Soon after
he raised his carving and laid it across the man's knee.
"Yes, I will tell you," he muttered; "I will tell you all about it."
He put his finger on the grotesque little mannikin at the bottom (ah! that
man who believed nothing, hoped nothing, felt nothing; how he loved him!),
and with eager finger the fellow moved upward, explaining over fantastic
figures and mountains, to the crowning bird from whose wing dropped a
feather. At the end he spoke with broken breath--short words, like one who
utters things of mighty import.
The stranger watched more the face than the carving; and there was now and
then a show of white teeth beneath the moustaches as he listened.
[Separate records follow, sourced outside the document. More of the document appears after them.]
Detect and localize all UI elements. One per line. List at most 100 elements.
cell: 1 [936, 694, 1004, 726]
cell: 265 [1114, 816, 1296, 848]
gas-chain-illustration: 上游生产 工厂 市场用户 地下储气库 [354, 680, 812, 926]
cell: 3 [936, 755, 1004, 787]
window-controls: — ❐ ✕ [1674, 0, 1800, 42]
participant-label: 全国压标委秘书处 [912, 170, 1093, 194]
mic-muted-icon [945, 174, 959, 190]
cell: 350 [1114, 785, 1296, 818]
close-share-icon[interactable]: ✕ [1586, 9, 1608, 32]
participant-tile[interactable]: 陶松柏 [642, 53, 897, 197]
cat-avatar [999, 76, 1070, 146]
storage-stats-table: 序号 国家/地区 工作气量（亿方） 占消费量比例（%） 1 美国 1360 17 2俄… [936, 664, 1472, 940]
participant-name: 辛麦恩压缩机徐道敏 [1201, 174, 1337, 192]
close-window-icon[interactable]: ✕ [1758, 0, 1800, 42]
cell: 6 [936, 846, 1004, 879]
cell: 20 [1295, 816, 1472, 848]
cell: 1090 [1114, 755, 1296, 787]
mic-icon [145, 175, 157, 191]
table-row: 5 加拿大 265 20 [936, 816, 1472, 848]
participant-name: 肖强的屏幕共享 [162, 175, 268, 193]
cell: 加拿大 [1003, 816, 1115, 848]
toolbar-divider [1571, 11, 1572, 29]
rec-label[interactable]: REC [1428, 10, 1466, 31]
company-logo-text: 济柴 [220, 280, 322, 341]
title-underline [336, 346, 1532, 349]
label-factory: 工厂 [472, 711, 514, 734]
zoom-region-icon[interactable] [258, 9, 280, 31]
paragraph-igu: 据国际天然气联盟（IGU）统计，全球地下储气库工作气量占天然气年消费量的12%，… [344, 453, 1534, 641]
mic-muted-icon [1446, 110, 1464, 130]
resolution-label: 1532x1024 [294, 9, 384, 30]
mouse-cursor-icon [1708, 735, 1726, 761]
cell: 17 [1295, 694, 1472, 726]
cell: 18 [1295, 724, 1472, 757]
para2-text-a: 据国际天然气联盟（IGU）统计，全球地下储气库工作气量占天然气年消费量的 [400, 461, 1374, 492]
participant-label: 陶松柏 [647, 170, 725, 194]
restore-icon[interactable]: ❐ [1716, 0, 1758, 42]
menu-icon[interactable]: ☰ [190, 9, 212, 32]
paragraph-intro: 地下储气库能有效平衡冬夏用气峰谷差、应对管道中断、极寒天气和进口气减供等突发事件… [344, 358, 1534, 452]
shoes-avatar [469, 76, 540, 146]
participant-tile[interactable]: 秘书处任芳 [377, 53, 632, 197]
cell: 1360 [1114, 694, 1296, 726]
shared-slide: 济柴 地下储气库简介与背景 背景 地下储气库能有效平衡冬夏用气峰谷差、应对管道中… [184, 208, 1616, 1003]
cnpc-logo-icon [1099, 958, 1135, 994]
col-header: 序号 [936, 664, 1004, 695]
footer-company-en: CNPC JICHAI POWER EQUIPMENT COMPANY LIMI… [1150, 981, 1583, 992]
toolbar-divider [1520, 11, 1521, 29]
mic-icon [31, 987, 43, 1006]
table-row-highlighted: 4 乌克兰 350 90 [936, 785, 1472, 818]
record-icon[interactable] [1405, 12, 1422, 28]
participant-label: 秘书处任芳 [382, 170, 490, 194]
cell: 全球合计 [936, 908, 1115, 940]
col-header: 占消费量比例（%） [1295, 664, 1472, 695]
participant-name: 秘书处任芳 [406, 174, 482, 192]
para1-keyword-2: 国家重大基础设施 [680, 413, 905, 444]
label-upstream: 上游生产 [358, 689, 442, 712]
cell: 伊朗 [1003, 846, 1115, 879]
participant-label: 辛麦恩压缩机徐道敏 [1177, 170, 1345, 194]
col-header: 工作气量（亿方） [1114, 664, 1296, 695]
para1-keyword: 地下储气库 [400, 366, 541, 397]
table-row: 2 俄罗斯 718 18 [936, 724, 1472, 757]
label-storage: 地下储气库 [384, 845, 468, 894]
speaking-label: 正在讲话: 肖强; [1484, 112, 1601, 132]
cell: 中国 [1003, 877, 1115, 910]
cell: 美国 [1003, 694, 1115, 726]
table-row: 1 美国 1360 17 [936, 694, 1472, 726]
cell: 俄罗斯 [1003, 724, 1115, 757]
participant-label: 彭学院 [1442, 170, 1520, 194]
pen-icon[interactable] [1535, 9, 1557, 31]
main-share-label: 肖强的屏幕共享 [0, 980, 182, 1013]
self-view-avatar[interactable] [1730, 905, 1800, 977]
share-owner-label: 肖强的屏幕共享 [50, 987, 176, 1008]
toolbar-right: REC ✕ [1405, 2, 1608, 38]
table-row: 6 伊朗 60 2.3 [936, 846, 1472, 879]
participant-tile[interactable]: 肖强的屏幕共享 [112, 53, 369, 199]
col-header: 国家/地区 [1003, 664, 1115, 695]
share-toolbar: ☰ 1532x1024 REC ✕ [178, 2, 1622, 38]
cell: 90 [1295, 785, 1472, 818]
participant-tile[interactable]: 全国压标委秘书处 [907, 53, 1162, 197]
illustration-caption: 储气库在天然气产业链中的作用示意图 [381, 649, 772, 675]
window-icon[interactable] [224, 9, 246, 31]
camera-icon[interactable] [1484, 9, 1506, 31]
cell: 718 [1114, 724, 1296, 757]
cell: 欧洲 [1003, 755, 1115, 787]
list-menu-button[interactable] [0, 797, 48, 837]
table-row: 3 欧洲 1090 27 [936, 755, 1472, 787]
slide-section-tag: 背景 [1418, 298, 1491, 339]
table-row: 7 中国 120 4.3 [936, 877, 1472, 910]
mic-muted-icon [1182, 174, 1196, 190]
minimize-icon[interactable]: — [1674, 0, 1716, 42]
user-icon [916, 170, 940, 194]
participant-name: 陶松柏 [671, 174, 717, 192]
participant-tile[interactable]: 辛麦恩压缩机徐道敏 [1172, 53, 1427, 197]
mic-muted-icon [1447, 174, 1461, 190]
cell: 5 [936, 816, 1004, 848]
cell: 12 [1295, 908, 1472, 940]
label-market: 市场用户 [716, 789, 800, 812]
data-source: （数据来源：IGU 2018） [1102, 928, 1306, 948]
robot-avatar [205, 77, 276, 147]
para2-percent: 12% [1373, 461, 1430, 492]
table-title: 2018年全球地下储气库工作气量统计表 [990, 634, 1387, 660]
"I think," he said blandly, when the boy had done, "that I partly
understand you. It is something after this fashion, is it not?" (He
smiled.) "In certain valleys there was a hunter." (He touched the
grotesque little figure at the bottom.) "Day by day he went to hunt for
wild-fowl in the woods; and it chanced that once he stood on the shores of
a large lake. While he stood waiting in the rushes for the coming of the
birds, a great shadow fell on him, and in the water he saw a reflection.
He looked up to the sky; but the thing was gone. Then a burning desire
came over him to see once again that reflection in the water, and all day
he watched and waited; but night came and it had not returned.